I came back 15 or 20 minutes later to see how things were and found the screen blank, and the graphics card fan was on full (something that never happened before). I tried power the system off and on, but nothing happened. In fact, when powering the system on the Power On Self Test (POST) LEDs would not even light up at all. That was a very bad sign.

Eventually I found a phone number for Intel technical support and someone talked me through some tests. Mostly it was removing stuff from the motherboard and powering the system back on. Nothing helped and nothing changed so the support person conceded that the board was dead and sent me instructions for returning the board for a replacement.

By this time I felt pretty crushed - the morning had started off so well, and by mid afternoon it looked like I was finally going to get everything working - when BAM - the worst happens. I suppose this it what someone feels like after a terrible child birth and they discover that their child is not only retarded, but blind and deaf too. Of course this was just a computer and could never be the same as a child, but I just felt really depressed and angry. Why me?

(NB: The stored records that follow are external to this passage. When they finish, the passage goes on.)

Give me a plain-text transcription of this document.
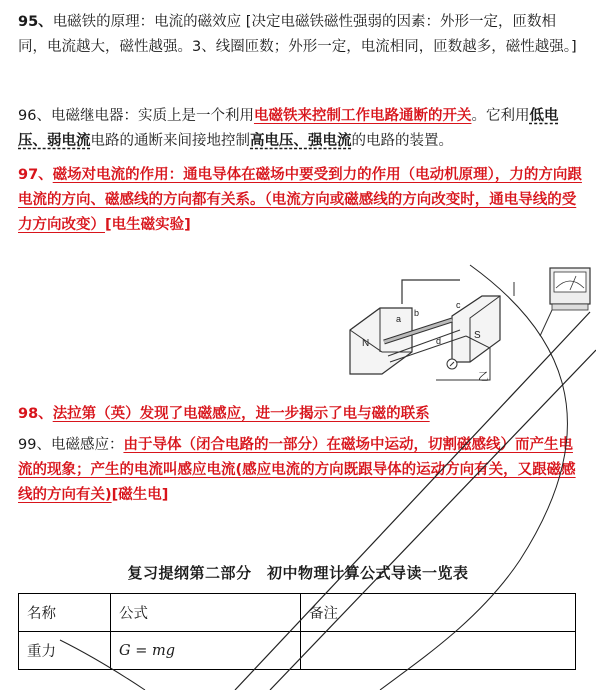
95、电磁铁的原理：电流的磁效应 [决定电磁铁磁性强弱的因素：外形一定，匝数相同，电流越大，磁性越强。3、线圈匝数；外形一定，电流相同，匝数越多，磁性越强。]
96、电磁继电器：实质上是一个利用电磁铁来控制工作电路通断的开关。它利用低电压、弱电流电路的通断来间接地控制高电压、强电流的电路的装置。
97、磁场对电流的作用：通电导体在磁场中要受到力的作用（电动机原理），力的方向跟电流的方向、磁感线的方向都有关系。（电流方向或磁感线的方向改变时，通电导线的受力方向改变）[电生磁实验]
N
S
a
b
c
d
乙
98、法拉第（英）发现了电磁感应，进一步揭示了电与磁的联系
99、电磁感应：由于导体（闭合电路的一部分）在磁场中运动，切割磁感线）而产生电流的现象；产生的电流叫感应电流(感应电流的方向既跟导体的运动方向有关，又跟磁感线的方向有关)[磁生电]
复习提纲第二部分　初中物理计算公式导读一览表
名称	公式	备注
重力	G = mg	
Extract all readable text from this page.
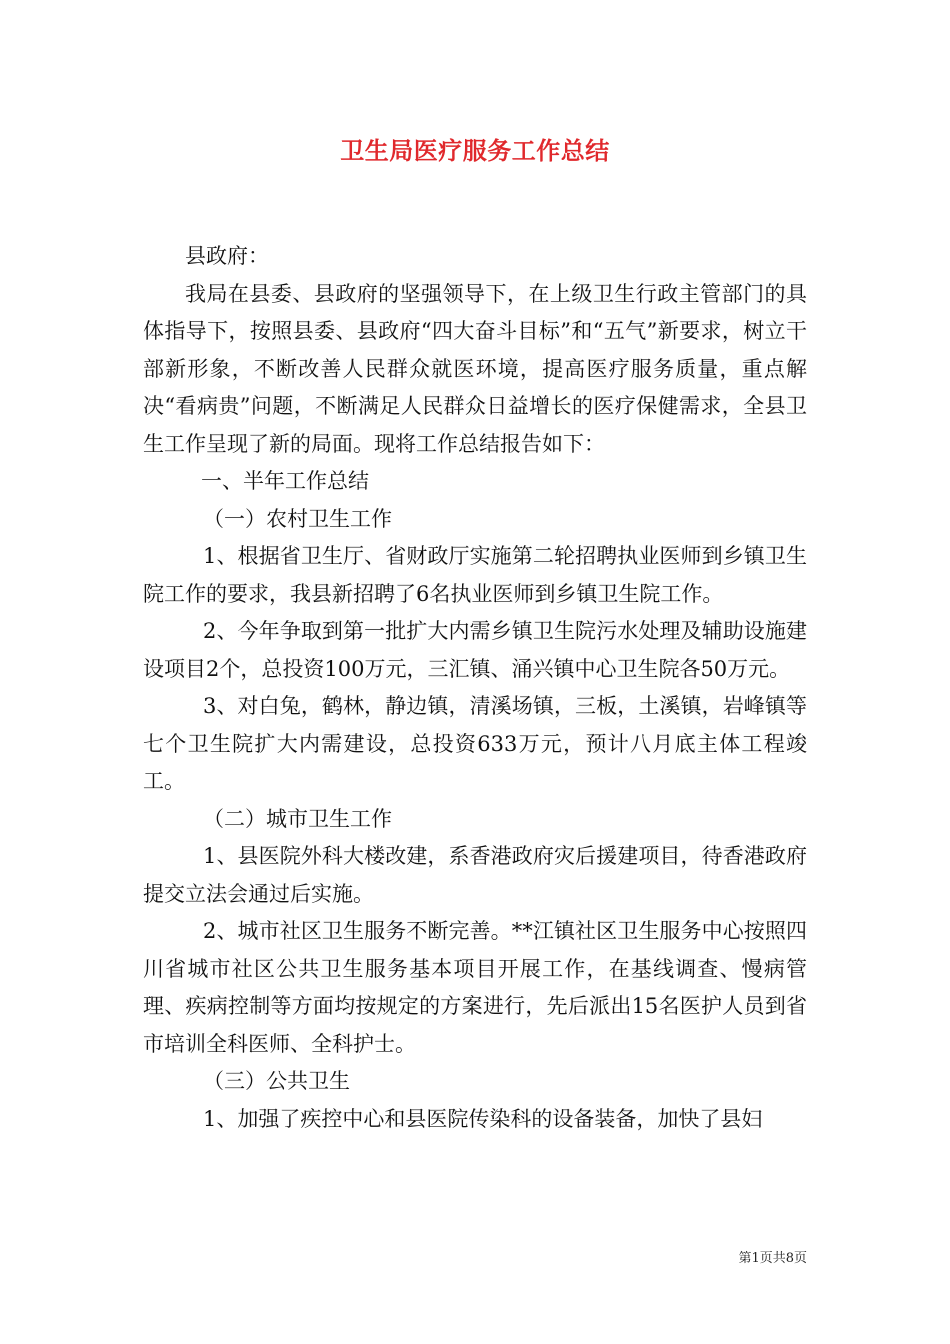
卫生局医疗服务工作总结

县政府：

我局在县委、县政府的坚强领导下，在上级卫生行政主管部门的具体指导下，按照县委、县政府“四大奋斗目标”和“五气”新要求，树立干部新形象，不断改善人民群众就医环境，提高医疗服务质量，重点解决“看病贵”问题，不断满足人民群众日益增长的医疗保健需求，全县卫生工作呈现了新的局面。现将工作总结报告如下：

一、半年工作总结

（一）农村卫生工作

1、根据省卫生厅、省财政厅实施第二轮招聘执业医师到乡镇卫生院工作的要求，我县新招聘了6名执业医师到乡镇卫生院工作。

2、今年争取到第一批扩大内需乡镇卫生院污水处理及辅助设施建设项目2个，总投资100万元，三汇镇、涌兴镇中心卫生院各50万元。

3、对白兔，鹤林，静边镇，清溪场镇，三板，土溪镇，岩峰镇等七个卫生院扩大内需建设，总投资633万元，预计八月底主体工程竣工。

（二）城市卫生工作

1、县医院外科大楼改建，系香港政府灾后援建项目，待香港政府提交立法会通过后实施。

2、城市社区卫生服务不断完善。**江镇社区卫生服务中心按照四川省城市社区公共卫生服务基本项目开展工作，在基线调查、慢病管理、疾病控制等方面均按规定的方案进行，先后派出15名医护人员到省市培训全科医师、全科护士。

（三）公共卫生

1、加强了疾控中心和县医院传染科的设备装备，加快了县妇

第1页共8页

The next day I set out to return the motherboard. First of all Intel required that there be some sort of commercial invoice for customs purposes so it took me an hour or so to fabricate something that looked official. Next was the process of removing all the connectors from the motherboard. Taking the water blocks off of the CPUs was interesting - but it was good to see that the thermal compound I had used had spread out nice and evenly across the CPU heat spreader. Of course I had to clean everything off and put the CPUs away safely, then prepare the motherboard for shipping. I took me almost 45 minutes at the UPS store to get all the information right because I was shipping across the boarder. I selected the least expensive shipping method, and that took over a week and cost me $85.00.

Anyway, I've had two weeks waiting for a replacement and today I'm supposed to get my replacement motherboard...